Jack’s only ally is his closeted factory worker brother Marty, whose homosexuality has strained their once close relationship and complicated the hitman’s relationship with his Mob bosses. Together they navigate the city’s underbelly and bitter racial divisions as they track the beast through the post-apocalyptic ruins of late ’90s Detroit.
It’s remorseless killing machine vs. ruthless professional killer as Jack struggles to protect his family, destroy the monster, and somehow achieve absolution for his crimes.
Review:
In Peter O’ Keefe’s Detroit, the streets are rougher than sandpaper, and the skyline looks like it’s been cobbled together from the remnants of a failed sci-fi set. It’s with this backdrop that O’Keefe stitches together “Counted With The Dead,” as a grimdark patchwork quilt- equal parts mobster drama, and Frankenstinian fever dream. Wholly original, and darkly humorous, “Counted With The Dead,” is a bloody, genre-bending dystopian… if your idea of a good time involves hitmen and reanimated corpses, this is the novel you’ve been waiting for. Thank you Peter for sending over a copy.
Victor Moravian seems to have found himself in a spot of trouble. A failed businessman, art collector, and now abductee, when hitman, Jack Killeen, raises his weapon to him, you would think that things couldn’t get worse. However, his luck hits rock bottom and keeps digging when he finds himself subject to a series of crude and grotesque experiments conducted by O’Keefe’s resident Dr. Frankenstein Professor Drettmann. Desperate to return to his beloved wife, Marlene, whose affections are also sought by Jack, you can imagine that what’s to come is barbaric, brutal, and as messy as it is entertaining.
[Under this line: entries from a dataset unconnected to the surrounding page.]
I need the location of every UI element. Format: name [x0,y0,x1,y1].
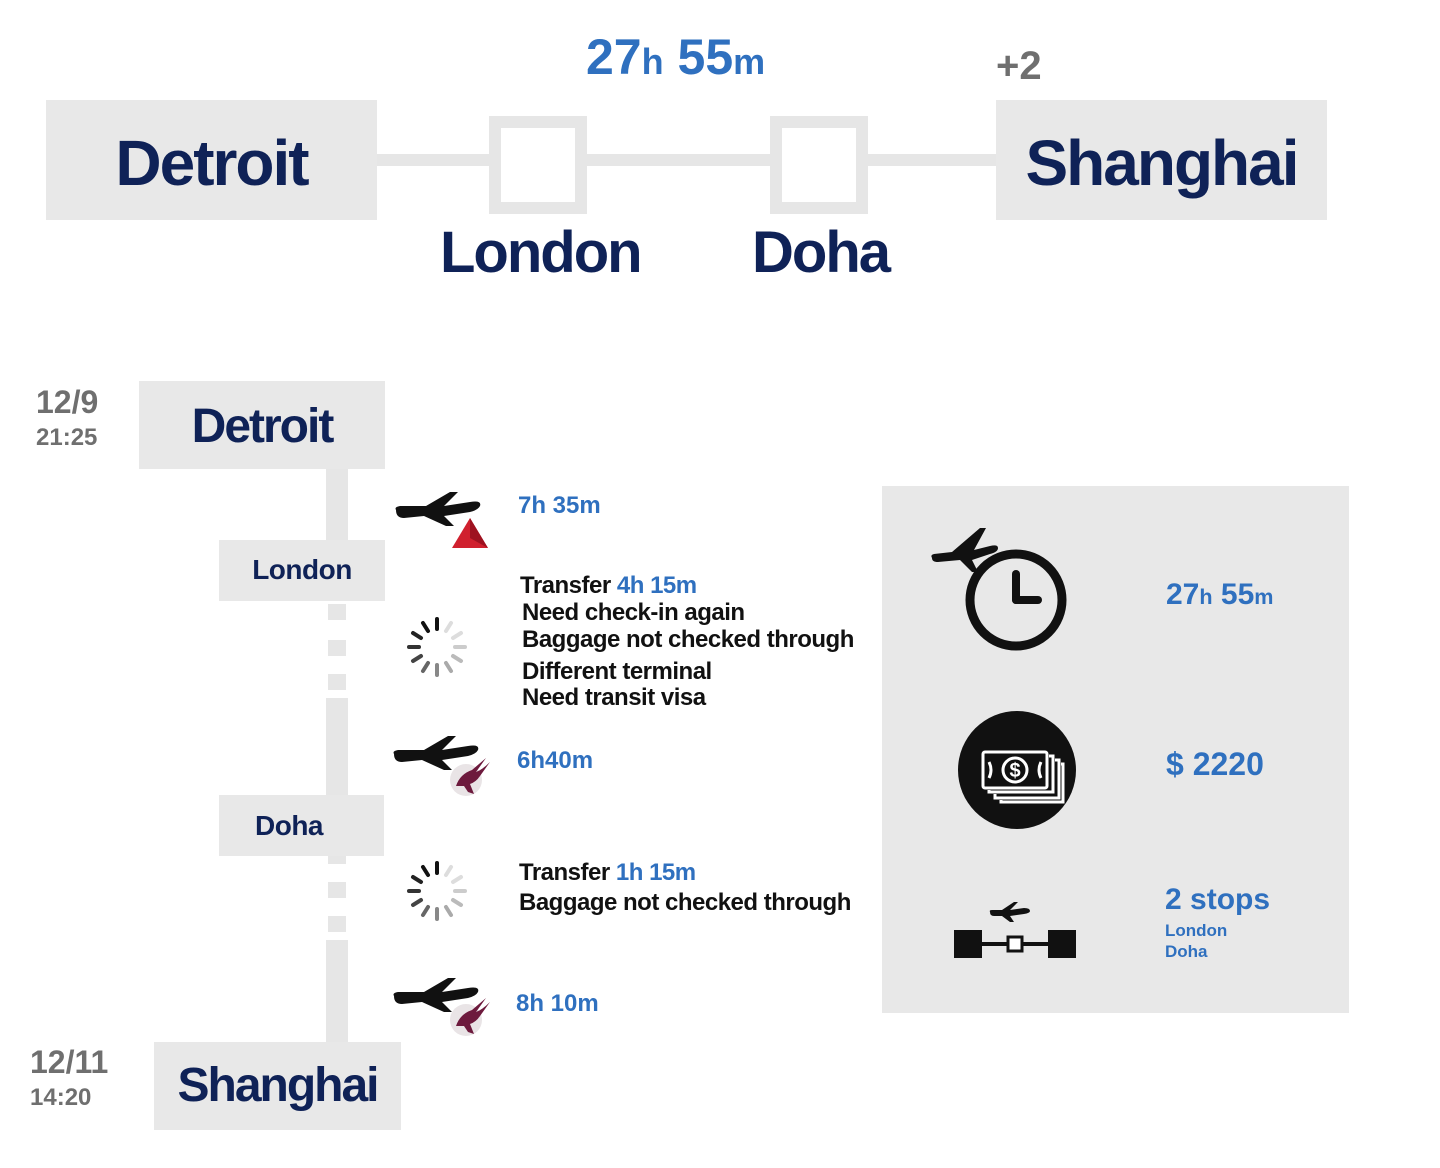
departure-date: 12/9 [36,384,99,420]
qatar-oryx-logo-icon [450,758,490,796]
transfer-1-note: Need check-in again [522,599,745,626]
stop1-city: London [440,220,643,285]
svg-text:$: $ [1009,760,1020,782]
arrival-time: 14:20 [30,1084,92,1111]
stop-city-doha: Doha [255,810,324,841]
route-line [377,154,997,166]
airplane-icon [393,736,479,770]
panel-stop-name: London [1165,921,1228,940]
plane-clock-icon [931,528,1067,651]
transfer-1-note: Baggage not checked through [522,626,854,653]
day-offset: +2 [996,44,1042,88]
stop2-city: Doha [752,220,891,285]
transfer-1-header: Transfer 4h 15m [520,572,697,599]
timeline-segment-1 [326,468,348,542]
panel-price: $ 2220 [1166,746,1264,782]
stops-icon [954,902,1076,958]
transfer-1-note: Need transit visa [522,684,706,711]
panel-duration: 27h 55m [1166,578,1274,611]
airplane-icon [395,492,481,526]
panel-stops-label: 2 stops [1165,883,1271,916]
transfer-1-note: Different terminal [522,658,712,685]
arrival-date: 12/11 [30,1044,109,1080]
stop2-marker [770,116,868,214]
delta-logo-icon [452,518,488,548]
panel-stop-name: Doha [1165,942,1208,961]
stop-city-london: London [252,554,352,585]
origin-city: Detroit [115,127,309,199]
arrival-city: Shanghai [177,1059,379,1112]
timeline-dash [328,604,346,620]
arrival-box [154,1042,401,1130]
timeline-dash [328,674,346,690]
flight-1-duration: 7h 35m [518,492,601,519]
stop1-marker [489,116,587,214]
stop-box-doha [219,795,384,856]
loading-spinner-icon [407,617,467,677]
loading-spinner-icon [407,861,467,921]
flight-3-duration: 8h 10m [516,990,599,1017]
departure-city: Detroit [191,400,335,453]
qatar-oryx-logo-icon [450,998,490,1036]
departure-time: 21:25 [36,424,98,451]
timeline-segment-2 [326,698,348,796]
transfer-2-note: Baggage not checked through [519,889,851,916]
destination-box [996,100,1327,220]
destination-city: Shanghai [1025,127,1299,199]
total-duration: 27h 55m [586,29,766,85]
stop-box-london [219,540,385,601]
departure-box [139,381,385,469]
money-icon: $ [958,711,1076,829]
timeline-dash [328,882,346,898]
transfer-2-header: Transfer 1h 15m [519,859,696,886]
timeline-dash [328,640,346,656]
timeline-dash [328,916,346,932]
origin-box [46,100,377,220]
summary-panel: 27h 55m $ $ 2220 2 stops London Doha [882,486,1349,1013]
flight-2-duration: 6h40m [517,747,594,774]
airplane-icon [393,978,479,1012]
timeline-segment-3 [326,940,348,1042]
Counted With The Dead is a novel that relies heavily on its characters, with Victor in particular being food for thought. Victor, our hapless victim, turned monstrosity, channels the spirit of Mary Shelley’s “Frankenstein,” examining the monster through a modern, blood-splattered lens. However, unlike Shelley’s classic, in which Frankenstein is somewhat of a tragic figure, merely seeking acceptance and understanding, Moravian’s rebirth is both a curse, and a twisted resurrection. Professor Drettmann is driven, not simply by scientific curiosity, but also by a perverse and sadistic power trip- somewhat like a snotty child who fries ants using a magnifying glass. The transformation he conducts fuels some interesting commentary- violence is dehumanising, and inevitably cyclical. In a world in which every character is marred by their own grim history, Victor’s metamorphosis is a reminder that the line between man and monster is a blurred one.
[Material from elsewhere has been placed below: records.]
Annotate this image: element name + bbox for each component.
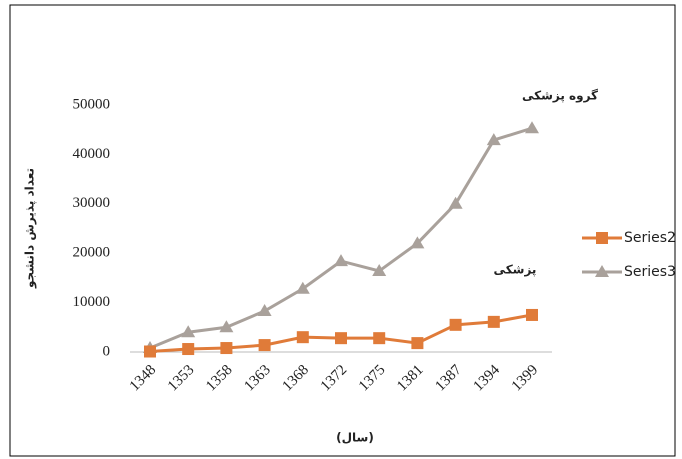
legend-label: Series2 [624, 230, 676, 246]
y-tick-label: 50000 [73, 96, 111, 112]
annotation: گروه پزشکی [522, 89, 598, 104]
marker [448, 196, 463, 209]
marker [182, 343, 195, 356]
y-tick-label: 0 [103, 343, 111, 359]
x-tick-label: 1358 [203, 362, 236, 395]
marker [525, 121, 539, 134]
marker [181, 325, 196, 338]
y-tick-label: 10000 [73, 294, 111, 310]
marker [295, 281, 310, 294]
marker [220, 342, 233, 355]
x-tick-label: 1353 [165, 362, 198, 395]
marker [410, 236, 425, 249]
x-axis-label: (سال) [336, 431, 374, 445]
x-tick-label: 1348 [127, 362, 160, 395]
y-tick-label: 40000 [73, 146, 111, 162]
marker [411, 337, 424, 350]
frame [9, 4, 676, 457]
marker [257, 303, 272, 316]
marker [372, 263, 387, 276]
annotation: پزشکی [494, 263, 537, 277]
marker [219, 320, 234, 333]
marker [335, 332, 347, 345]
x-tick-label: 1375 [356, 362, 389, 395]
x-tick-label: 1372 [318, 362, 351, 395]
marker [526, 308, 538, 321]
y-axis-label: تعداد پذیرش دانشجو [23, 168, 38, 289]
marker [449, 318, 462, 331]
marker [596, 232, 608, 244]
series-line [149, 126, 533, 350]
marker [144, 345, 156, 358]
marker [296, 331, 309, 344]
marker [258, 339, 271, 352]
y-tick-label: 20000 [73, 245, 111, 261]
marker [487, 315, 500, 328]
legend-label: Series3 [624, 264, 676, 280]
marker [486, 133, 501, 146]
x-tick-label: 1363 [241, 362, 274, 395]
x-tick-label: 1381 [394, 362, 427, 395]
x-tick-label: 1387 [432, 362, 465, 395]
x-tick-label: 1394 [471, 362, 504, 395]
y-tick-label: 30000 [73, 195, 111, 211]
marker [334, 254, 348, 267]
marker [373, 332, 386, 345]
x-tick-label: 1399 [509, 362, 542, 395]
x-tick-label: 1368 [280, 362, 313, 395]
marker [595, 265, 609, 277]
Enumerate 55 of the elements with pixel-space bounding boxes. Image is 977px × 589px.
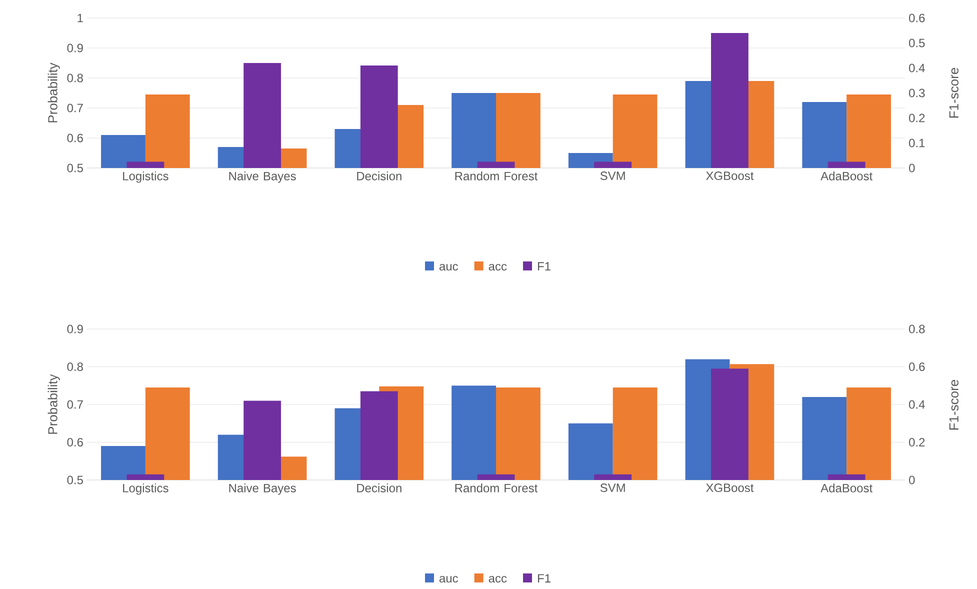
- legend-label: acc: [488, 264, 507, 271]
- y2-tick-label: 0.2: [909, 438, 925, 446]
- bar: [477, 162, 515, 168]
- x-tick-label: Naive Bayes: [229, 484, 296, 495]
- y2-tick-label: 0.6: [909, 14, 925, 22]
- bar: [594, 474, 632, 480]
- y2-tick-label: 0.3: [909, 88, 925, 98]
- x-tick-label: AdaBoost: [820, 172, 872, 180]
- y-tick-label: 0.7: [67, 400, 83, 409]
- y-tick-label: 0.8: [67, 362, 83, 371]
- y2-tick-label: 0.4: [909, 400, 925, 409]
- legend-label: acc: [488, 576, 507, 583]
- bar: [126, 162, 164, 168]
- x-tick-label: AdaBoost: [820, 484, 872, 492]
- x-tick-label: SVM: [600, 172, 625, 180]
- legend-label: F1: [538, 574, 550, 582]
- legend-label: auc: [439, 264, 458, 271]
- x-tick-label: Random Forest: [455, 484, 538, 492]
- x-tick-label: XGBoost: [706, 172, 754, 180]
- y-tick-label: 0.8: [67, 74, 83, 82]
- y-axis-title: Probability: [48, 62, 60, 122]
- x-tick-label: Logistics: [123, 172, 168, 183]
- y2-tick-label: 0: [909, 476, 915, 484]
- bar: [828, 474, 866, 480]
- y-tick-label: 0.6: [67, 134, 83, 142]
- y2-tick-label: 0.4: [909, 64, 925, 72]
- y-tick-label: 0.5: [67, 476, 83, 484]
- y-tick-label: 0.9: [67, 324, 83, 334]
- y-tick-label: 0.7: [67, 104, 83, 112]
- y2-axis-title: F1-score: [949, 68, 958, 118]
- y2-tick-label: 0.1: [909, 138, 925, 148]
- y-tick-label: 0.9: [67, 44, 83, 52]
- x-tick-label: Decision: [357, 172, 402, 180]
- y-tick-label: 0.5: [67, 164, 83, 172]
- x-tick-label: Naive Bayes: [229, 172, 296, 183]
- y2-tick-label: 0.8: [909, 324, 925, 334]
- y-axis-title: Probability: [48, 374, 60, 434]
- y-tick-label: 0.6: [67, 438, 83, 446]
- y-tick-label: 1: [78, 14, 83, 22]
- bar: [244, 62, 281, 168]
- bar: [477, 474, 515, 480]
- x-tick-label: Logistics: [123, 484, 168, 495]
- x-tick-label: SVM: [600, 484, 625, 492]
- y2-tick-label: 0.2: [909, 114, 925, 122]
- x-tick-label: Decision: [357, 484, 402, 492]
- y2-axis-title: F1-score: [949, 380, 958, 430]
- bar: [828, 162, 866, 168]
- legend-label: F1: [538, 262, 550, 270]
- y2-tick-label: 0: [909, 164, 915, 172]
- bar: [126, 474, 164, 480]
- legend-label: auc: [439, 576, 458, 583]
- x-tick-label: Random Forest: [455, 172, 538, 180]
- y2-tick-label: 0.6: [909, 362, 925, 371]
- x-tick-label: XGBoost: [706, 484, 754, 492]
- y2-tick-label: 0.5: [909, 38, 925, 48]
The pacing is sublime, and both the Detroit mobster passages, and twisted cyber experiments read well individually. That being said, I found toward the start of the novel that the two didn’t really seem to gel, or compliment one another- it felt like O’Keefe was trying to mix oil and water. Despite this brief clash, both the gritty, character-driven chapters, in which Jack smokes a bunch of weed and listens to his brother lament, and the body-horror-heavy Frankenstinian experiment passages are incredibly enjoyable in their own right. After a few awkward first steps the novel finds its rhythm, the initial discord fades, waltzing straight into a visceral, chaotic, bloodbath of a finale.
In this “Sin City,” x Cronenberg’s “The Fly,” mash-up, Peter O’Keefe delivers something as disturbing as it is entertaining. Whilst it may stumble at first, once it hits its stride, it’s an electrifying, darkly humorous tour-de-force. A rich and grotesque tapestry of the macabre and absurd that examines the underbelly of humanity and beyond, “Counted With The Dead,” is a novel that readers need to find.